Un hylien se détacha de la masse mouvante devant eux. Son allure élégante détonnait avec celle du reste des paysans. Sa longue tunique beige élégamment brodée était recouverte d'un gilet vert sombre, ses cheveux bruns étaient noués en catogan et sa barbe soigneusement coupée en pointe.
«Votre altesse, salua-t-il Zelda en esquissant une révérence malhabile, je suis Baldinn, le chef du village. Nous sommes honorés de votre venue, mais nous aurions été plus à l'aise si cette assemblée avait été prévue en avance. Sans avoir pu organiser nos tâches quotidiennes les plus importantes, je crains de devoir l'écourter.
— Je suis désolée d'avoir bousculé l'organisation de votre village, Baldinn, répondit la princesse avec franchise, et je vous suis profondément reconnaissante d'avoir répondu à mon appel, aussi nombreux surtout. Je sais que vos tâches sont cruciales pour le bon fonctionnement de votre communauté, je tâcherai d'empiéter le moins possible sur vos habitudes.
— Je ne vous cache pas que nous nous sommes longtemps concertés avant de venir, votre altesse, reprit Baldinn de sa voix de ténor agréable et modulée. C'est notre besoin d'obtenir des réponses à nos questions qui nous a décidé.
— C'est la raison de ma venue. J'ai récemment pris conscience que j'avais agi comme si vous étiez le même peuple qu'il y a cent ans, et c'était une erreur.»
Zelda occulta de son mieux la pointe de culpabilité qui l'étreignait devant ce mensonge éhonté, et l'ajouta à la longue liste de ses tourments nocturnes.
«Vous êtes venue à Elimith en nous cachant qui vous étiez! s'exclama soudain Cycas avec une certaine colère, compréhensible hélas. Vous pensiez vraiment que personne ne s'en apercevrait? Vous nous avez méprisé!
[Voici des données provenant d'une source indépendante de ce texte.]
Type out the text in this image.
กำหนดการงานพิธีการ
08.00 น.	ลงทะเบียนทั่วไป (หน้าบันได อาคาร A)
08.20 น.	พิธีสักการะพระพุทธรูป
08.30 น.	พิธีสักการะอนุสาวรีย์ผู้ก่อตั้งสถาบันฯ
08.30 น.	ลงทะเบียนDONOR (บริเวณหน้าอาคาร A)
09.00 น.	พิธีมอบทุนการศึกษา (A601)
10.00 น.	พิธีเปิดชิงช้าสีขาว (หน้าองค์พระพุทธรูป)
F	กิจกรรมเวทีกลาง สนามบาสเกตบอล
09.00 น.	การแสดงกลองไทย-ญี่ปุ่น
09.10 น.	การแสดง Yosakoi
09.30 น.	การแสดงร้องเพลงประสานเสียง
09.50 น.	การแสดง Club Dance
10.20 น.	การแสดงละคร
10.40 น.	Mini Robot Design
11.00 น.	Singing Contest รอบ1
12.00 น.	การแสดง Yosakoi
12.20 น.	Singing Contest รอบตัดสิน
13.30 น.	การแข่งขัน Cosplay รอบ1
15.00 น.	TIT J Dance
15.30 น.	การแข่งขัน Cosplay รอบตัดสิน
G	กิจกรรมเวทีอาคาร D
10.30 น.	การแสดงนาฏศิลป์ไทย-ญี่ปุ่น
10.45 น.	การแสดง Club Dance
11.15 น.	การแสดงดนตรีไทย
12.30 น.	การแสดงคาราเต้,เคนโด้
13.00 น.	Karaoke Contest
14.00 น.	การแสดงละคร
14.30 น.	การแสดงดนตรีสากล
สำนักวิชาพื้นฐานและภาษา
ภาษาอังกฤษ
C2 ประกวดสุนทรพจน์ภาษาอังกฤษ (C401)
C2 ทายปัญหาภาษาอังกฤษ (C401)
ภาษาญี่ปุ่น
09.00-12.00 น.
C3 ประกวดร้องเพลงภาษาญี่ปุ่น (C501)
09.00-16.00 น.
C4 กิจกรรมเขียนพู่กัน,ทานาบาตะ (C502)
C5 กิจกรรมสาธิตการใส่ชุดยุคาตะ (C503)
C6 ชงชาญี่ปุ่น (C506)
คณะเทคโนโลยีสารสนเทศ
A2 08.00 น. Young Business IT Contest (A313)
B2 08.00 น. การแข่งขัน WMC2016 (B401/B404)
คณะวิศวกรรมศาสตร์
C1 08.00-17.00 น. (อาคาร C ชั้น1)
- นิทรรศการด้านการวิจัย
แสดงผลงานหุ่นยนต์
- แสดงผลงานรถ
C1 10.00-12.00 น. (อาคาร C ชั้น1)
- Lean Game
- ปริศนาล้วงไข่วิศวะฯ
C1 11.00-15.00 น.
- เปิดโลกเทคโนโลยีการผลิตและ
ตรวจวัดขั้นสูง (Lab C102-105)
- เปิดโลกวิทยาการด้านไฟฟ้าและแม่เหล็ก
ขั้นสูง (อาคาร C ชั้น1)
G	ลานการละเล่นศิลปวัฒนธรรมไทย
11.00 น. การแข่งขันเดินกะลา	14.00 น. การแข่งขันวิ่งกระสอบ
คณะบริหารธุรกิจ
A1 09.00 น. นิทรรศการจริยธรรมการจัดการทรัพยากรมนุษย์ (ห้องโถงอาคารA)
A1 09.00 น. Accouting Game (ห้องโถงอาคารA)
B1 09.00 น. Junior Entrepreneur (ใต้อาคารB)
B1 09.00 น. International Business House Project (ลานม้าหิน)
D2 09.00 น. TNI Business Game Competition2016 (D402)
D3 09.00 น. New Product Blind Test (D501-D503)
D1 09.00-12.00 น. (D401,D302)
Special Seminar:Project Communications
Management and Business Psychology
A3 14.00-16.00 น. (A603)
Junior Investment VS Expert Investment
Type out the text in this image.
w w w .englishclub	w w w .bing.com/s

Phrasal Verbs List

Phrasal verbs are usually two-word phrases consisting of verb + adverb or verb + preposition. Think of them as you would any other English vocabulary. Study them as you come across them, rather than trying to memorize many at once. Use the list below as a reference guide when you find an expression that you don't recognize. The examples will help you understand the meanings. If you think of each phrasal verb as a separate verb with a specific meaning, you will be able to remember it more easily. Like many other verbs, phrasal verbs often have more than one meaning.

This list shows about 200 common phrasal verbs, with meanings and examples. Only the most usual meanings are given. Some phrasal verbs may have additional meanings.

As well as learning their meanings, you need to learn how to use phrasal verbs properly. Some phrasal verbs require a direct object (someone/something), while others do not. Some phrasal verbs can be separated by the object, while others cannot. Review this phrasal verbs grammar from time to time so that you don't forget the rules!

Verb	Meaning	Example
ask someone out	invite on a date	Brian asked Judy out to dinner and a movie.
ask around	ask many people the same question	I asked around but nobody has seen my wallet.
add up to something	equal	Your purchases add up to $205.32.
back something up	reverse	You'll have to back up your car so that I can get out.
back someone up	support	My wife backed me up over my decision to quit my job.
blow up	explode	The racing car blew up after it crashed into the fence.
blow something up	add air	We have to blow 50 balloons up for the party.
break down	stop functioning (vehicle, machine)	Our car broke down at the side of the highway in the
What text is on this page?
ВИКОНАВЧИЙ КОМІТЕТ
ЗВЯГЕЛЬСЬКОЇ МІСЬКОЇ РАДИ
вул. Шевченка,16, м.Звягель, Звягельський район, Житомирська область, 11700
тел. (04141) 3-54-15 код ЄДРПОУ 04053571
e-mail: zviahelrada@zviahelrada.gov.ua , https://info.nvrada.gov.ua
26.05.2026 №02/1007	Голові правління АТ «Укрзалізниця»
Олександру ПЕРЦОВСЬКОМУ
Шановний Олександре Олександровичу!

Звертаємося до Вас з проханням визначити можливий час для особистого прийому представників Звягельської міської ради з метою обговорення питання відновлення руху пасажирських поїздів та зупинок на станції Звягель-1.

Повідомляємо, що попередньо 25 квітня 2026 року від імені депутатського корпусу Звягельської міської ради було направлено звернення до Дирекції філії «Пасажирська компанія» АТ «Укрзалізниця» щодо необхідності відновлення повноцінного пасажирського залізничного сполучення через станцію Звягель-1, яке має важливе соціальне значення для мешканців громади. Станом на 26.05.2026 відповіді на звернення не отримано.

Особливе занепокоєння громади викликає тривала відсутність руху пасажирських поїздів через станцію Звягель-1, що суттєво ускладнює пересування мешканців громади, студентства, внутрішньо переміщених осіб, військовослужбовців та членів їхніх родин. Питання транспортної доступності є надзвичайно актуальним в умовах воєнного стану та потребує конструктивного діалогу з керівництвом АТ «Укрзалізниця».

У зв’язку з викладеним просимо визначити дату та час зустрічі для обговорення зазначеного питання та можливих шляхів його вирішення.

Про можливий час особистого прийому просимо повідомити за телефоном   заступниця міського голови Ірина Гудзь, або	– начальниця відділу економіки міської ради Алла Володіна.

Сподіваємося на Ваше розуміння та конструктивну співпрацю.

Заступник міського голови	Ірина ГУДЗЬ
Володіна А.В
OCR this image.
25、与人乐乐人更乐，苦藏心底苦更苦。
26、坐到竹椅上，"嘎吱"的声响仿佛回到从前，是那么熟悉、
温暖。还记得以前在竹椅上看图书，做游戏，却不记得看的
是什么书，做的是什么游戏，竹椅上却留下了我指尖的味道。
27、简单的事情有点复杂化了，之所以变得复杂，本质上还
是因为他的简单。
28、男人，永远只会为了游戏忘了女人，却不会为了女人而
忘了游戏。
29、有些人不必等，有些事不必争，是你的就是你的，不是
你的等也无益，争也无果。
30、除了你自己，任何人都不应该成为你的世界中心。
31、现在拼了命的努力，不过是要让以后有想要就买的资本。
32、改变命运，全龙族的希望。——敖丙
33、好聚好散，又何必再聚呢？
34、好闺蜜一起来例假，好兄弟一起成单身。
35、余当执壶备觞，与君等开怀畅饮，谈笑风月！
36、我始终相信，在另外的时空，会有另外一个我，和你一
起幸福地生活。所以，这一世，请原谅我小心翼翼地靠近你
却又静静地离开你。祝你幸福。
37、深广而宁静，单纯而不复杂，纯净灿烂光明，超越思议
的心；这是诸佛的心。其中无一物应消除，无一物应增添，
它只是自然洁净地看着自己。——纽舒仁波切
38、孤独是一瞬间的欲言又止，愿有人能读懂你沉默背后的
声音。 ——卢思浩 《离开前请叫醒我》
Et vous voulez qu'on vous croie aujourd'hui!?»
Un murmure un peu trop approbateur parcourut la foule et la princesse sentit une sueur froide ramper insidieusement le long de sa colonne vertébrale. Elle s'efforça de demeurer parfaitement droite et impassible, son visage ne trahissant rien de son mal-être. Les trop nombreuses années passées à la cour à entendre chuchoter dans son dos lui servaient bien en cet instant, aussi ironique que cela puisse être.
«Ce n'était pas mon intention, répondit-elle d'une voix forte. Si nous sommes restés parmi vous incognito pendant si longtemps, c'est parce que votre village nous a offert le havre de paix dont nous avions désespérément besoin après avoir combattu le Fléau. Jamais je n'aurais eu la force de tenter de reconstruire le royaume d'Hyrule si je n'avais pas bénéficié de votre bienveillance.»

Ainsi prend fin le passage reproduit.